1) List your four favorite memes.
2) Add this meme as your fifth favorite.
3) Send these instructions to ten of your friends.
4) Work through the five memes, following each instruction to the letter.

They watched as the Internet imploded. Blog after blog vanished like a vacuum-filled soap bubble. It was so much fun. They would definitely have to blog about this later.

Story #324

Thanks for all the great posts, to be reposted at indeterminacies.blogspot.com.

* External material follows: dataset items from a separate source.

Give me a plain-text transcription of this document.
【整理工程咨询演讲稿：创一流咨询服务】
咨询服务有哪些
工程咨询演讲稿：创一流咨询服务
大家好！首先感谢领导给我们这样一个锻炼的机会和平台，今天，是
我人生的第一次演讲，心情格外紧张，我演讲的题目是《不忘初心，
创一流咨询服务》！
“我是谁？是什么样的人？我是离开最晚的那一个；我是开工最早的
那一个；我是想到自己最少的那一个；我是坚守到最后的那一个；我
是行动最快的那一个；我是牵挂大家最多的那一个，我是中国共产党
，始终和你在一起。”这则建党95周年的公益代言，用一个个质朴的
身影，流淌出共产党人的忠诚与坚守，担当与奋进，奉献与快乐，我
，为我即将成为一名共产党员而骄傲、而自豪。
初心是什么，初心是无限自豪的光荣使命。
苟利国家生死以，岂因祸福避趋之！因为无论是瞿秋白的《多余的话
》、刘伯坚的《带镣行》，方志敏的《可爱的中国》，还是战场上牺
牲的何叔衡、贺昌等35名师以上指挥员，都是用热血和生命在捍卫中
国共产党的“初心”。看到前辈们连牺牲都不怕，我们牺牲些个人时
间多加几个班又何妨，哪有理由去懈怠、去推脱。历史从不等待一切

Thursday, January 05, 2006

Special Announcement!

I'll be back writing stories with the weekend photo. Also, this week marks the begin of a new project that I invite you all to follow. David Raphael Israel and I have begun a Kurt Tucholsky project in which I will translate a Tucholsky poem into English, staying as near as possible to the original, while David will work out a further translation or impression based on my version, and the form of the original. In other words, I will translate into English - David will translate into poetry.

Already the German language blogosphere has taken kind notice of our intention, with a report and well-wishes at the Kurt Tucholsky Weblog written by Friedhelm Greis, a member of the board of directors of the official Kurt Tucholsky Society.

Tuesday, January 03, 2006

I have to do something to get the Christmas post off the top of this blog! I'm still trying to work out a decent story to start with, or indecent, as the case may be. But until that's solved I decided to go with an interlude.

Two significant events occurred in December 2005:
1) Scientists discovered why the Mona Lisa is smiling.
2) The copyright on the German author Kurt Tucholsky expired.

What's the connection? Tucholsky had a poem about Mona Lisa, which I've attempted to translate, with little regard or feeling for poetic form, I'm afraid. But I thought I'd present it here in the hopes that more poetry blogs will link to me:

The Smile of Mona Lisa (1928)
Kurt Tucholsky

I can't turn my eyes from you
the way you hang over your guardian
with softly folded hands,
and grin.

As famous as the Tower of Pisa
your smile stands for irony.
Yes... why is the Mona Lisa smiling?
Is she laughing at us, about us, despite us, with us
against us -
or some other why?

You silently teach us what must be
because your image, Lisa, proves:
one who has seen much of this world
smiles, lays the hands on the abdomen
and is silent.

Tucholsky was a brilliant and prescient satirist of the Weimar Republic era in Germany who saw exactly where the country was going politically and warned against it. He was so on target, to me it's as if he could actually see the future. I'm not the first person to call his work visionary. I intend to translate some of his shorter pieces sometime soon, just to show how accurate they still are. I don't know if I'll present that here, but we'll see.

I hope this poem didn't bore anyone, but I figure if someone gets bored at my blog, it's better if it's not my writing that did it.

Postscript: I originally translated this to send it to David Raphael Israel as it related to his delightful lyric on Mona Lisa. He took my translation and made a real poem out of it, worthy of the original!